For university students, there comes a time every year when they stop and think: where am I going to live next year? Some will decide to remain on campus, and some will stay with parents. But for many at Carleton, this time of year means looking for housing in the Ottawa area.
Finding affordable housing
Many students try to look for the cheapest option possible. Laura Storey, the director of Housing and Residence Life at Carleton, said this may be getting harder.
“I’ve noticed that prices increase by inflation or slightly more each year in Ottawa,” Storey said.
This is a problem some students have faced, including Steven Marchand, a first-year journalism student.
“The survey found on average, students pay $612.28 per month on housing, but nearly one-fifth of respondents said their current housing is below their needs.” – Fahd Alhattab
“I had some help from my parents. We got a real estate agent,” he said. “At first I wanted a condo-style house that was close to the city, but it was all too expensive. I had to go further away from the city to get what I was looking for.”
The Carleton University Students’ Association (CUSA) recently released the results of a survey looking at where Carleton students are living and student housing trends in Ottawa. The survey found over half of students are getting help from their families to pay rent.
CUSA president Fahd Alhattab said the results of the survey show there is demand for more affordable housing in Ottawa, and the association would be working with partners in the city to address the problem and build more student housing.
The survey found on average, students pay $612.28 per month on housing, but nearly one-fifth of respondents said their current housing is below their needs.

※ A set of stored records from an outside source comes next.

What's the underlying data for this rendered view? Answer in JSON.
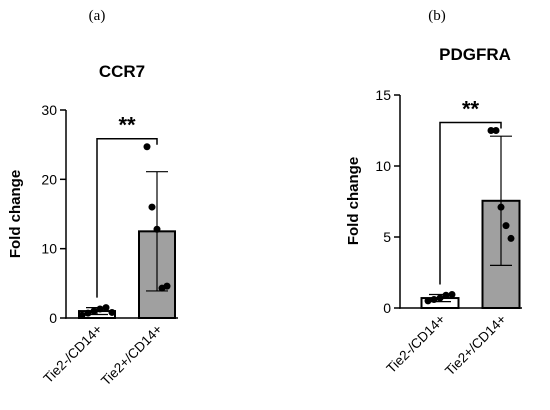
{
  "chart_data": [
    {
      "type": "bar",
      "panel": "(a)",
      "title": "CCR7",
      "xlabel": "",
      "ylabel": "Fold change",
      "ylim": [
        0,
        30
      ],
      "yticks": [
        0,
        10,
        20,
        30
      ],
      "categories": [
        "Tie2-/CD14+",
        "Tie2+/CD14+"
      ],
      "values": [
        1.0,
        12.5
      ],
      "error": [
        0.5,
        8.6
      ],
      "points": [
        [
          0.4,
          0.7,
          1.0,
          1.3,
          1.5,
          0.8
        ],
        [
          24.7,
          16.0,
          12.8,
          4.3,
          4.6
        ]
      ],
      "significance": "**",
      "bar_colors": [
        "#ffffff",
        "#a0a0a0"
      ]
    },
    {
      "type": "bar",
      "panel": "(b)",
      "title": "PDGFRA",
      "xlabel": "",
      "ylabel": "Fold change",
      "ylim": [
        0,
        15
      ],
      "yticks": [
        0,
        5,
        10,
        15
      ],
      "categories": [
        "Tie2-/CD14+",
        "Tie2+/CD14+"
      ],
      "values": [
        0.7,
        7.55
      ],
      "error": [
        0.25,
        4.55
      ],
      "points": [
        [
          0.5,
          0.6,
          0.7,
          0.9,
          0.95
        ],
        [
          12.5,
          12.5,
          7.1,
          5.8,
          4.9
        ]
      ],
      "significance": "**",
      "bar_colors": [
        "#ffffff",
        "#a0a0a0"
      ]
    }
  ]
}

But the high prices haven’t changed the number of people looking to stay on residence, Storey said.
“Our applications for residence have been consistent over the last several years. Our offerings are still desirable to students,” Storey said.
Some students consider working as a residence fellow, as it’s a more affordable option for living on-campus. But Douglas Cochrane, a first-year global and international studies student, said the application can be a nerve-wracking process.
“The problem is the hiring process, although not considerably long, felt long and people I had hoped to live with were already looking at houses, so if I did not get the position, and they had already found a three bedroom house, I would have been out of luck,” Cochrane said.
Problems for off-campus students
Living off-campus might cost less, but landlords can often be a problem. David Chernushenko, city councillor for the Capital Ward—which includes Carleton—said they can be a problem for students.
“I rarely do get calls from students themselves, and in a way that is unfortunate, because I think a lot of students don’t know their tenant rights or are afraid to speak up because you know they’re afraid of possible repercussions from the landlord,” he said.
“But now we have these private investment companies building housing, they’ve seen a massive opportunity in the market for students looking for housing.” – David Chernushenko.
“The students are thinking ‘It’s hard to find a place for a decent price, if my landlord isn’t delivering on some of the things they promised, or are slow to respond to issues, I guess I’ll just have to live with it.’ I think there is a sort of general tendency to not rock the boat,” he added.
Fear of ‘rocking the boat’ can be attributed to a general sense that housing is expensive and there are few options. Gary Martin, a consultant for Carleton and an expert in suburban residential development in Ottawa, said prices have always been high.
“Ottawa is no different than cities across Canada— there is a shortage of houses for rent everywhere,” Martin said. “Renting in Ottawa is awful, it’s very expensive, personally I live outside of Ottawa because I can’t afford it.”
But Chernushenko said there’s an emerging trend in the housing market for students.
“Universities continue to build residences if they can. To use the term ‘the student ghetto’, there isn’t so much of that anymore in Old Ottawa South as there might have once been,” Chernushenko said. “But now we have these private investment companies building housing, they’ve seen a massive opportunity in the market for students looking for housing.”
A new development has been approved at 774 Bronson Ave., about a kilometre away from Carleton. The building will have 12 storeys, split into 192 units with 356 beds, according to an Ottawa Citizen article.
The units are all geared towards one, two, and three inhabitants— a trend Chernushenko said he has also noticed.
“I sense that if students could find affordable housing with a bachelor apartment or only one or two other roommates, I feel like people would prefer that compared to managing a big house full of people,” he said.
The CUSA survey found 90 per cent of students are living with roommates.
But with developments being built and geared towards small groups of students, Storey said there is potential for prices to rise higher than inflation.
According to Alhattab, CUSA’s student housing project would be a long term project.
“If we can nudge enough groups to start looking at this as an issue and start looking at how we can make something happen, it’s just a start of a two, three, four year project,” Alhattab. “We start with the research and see what happens, and see who bites and see who’s interested in making something happen.”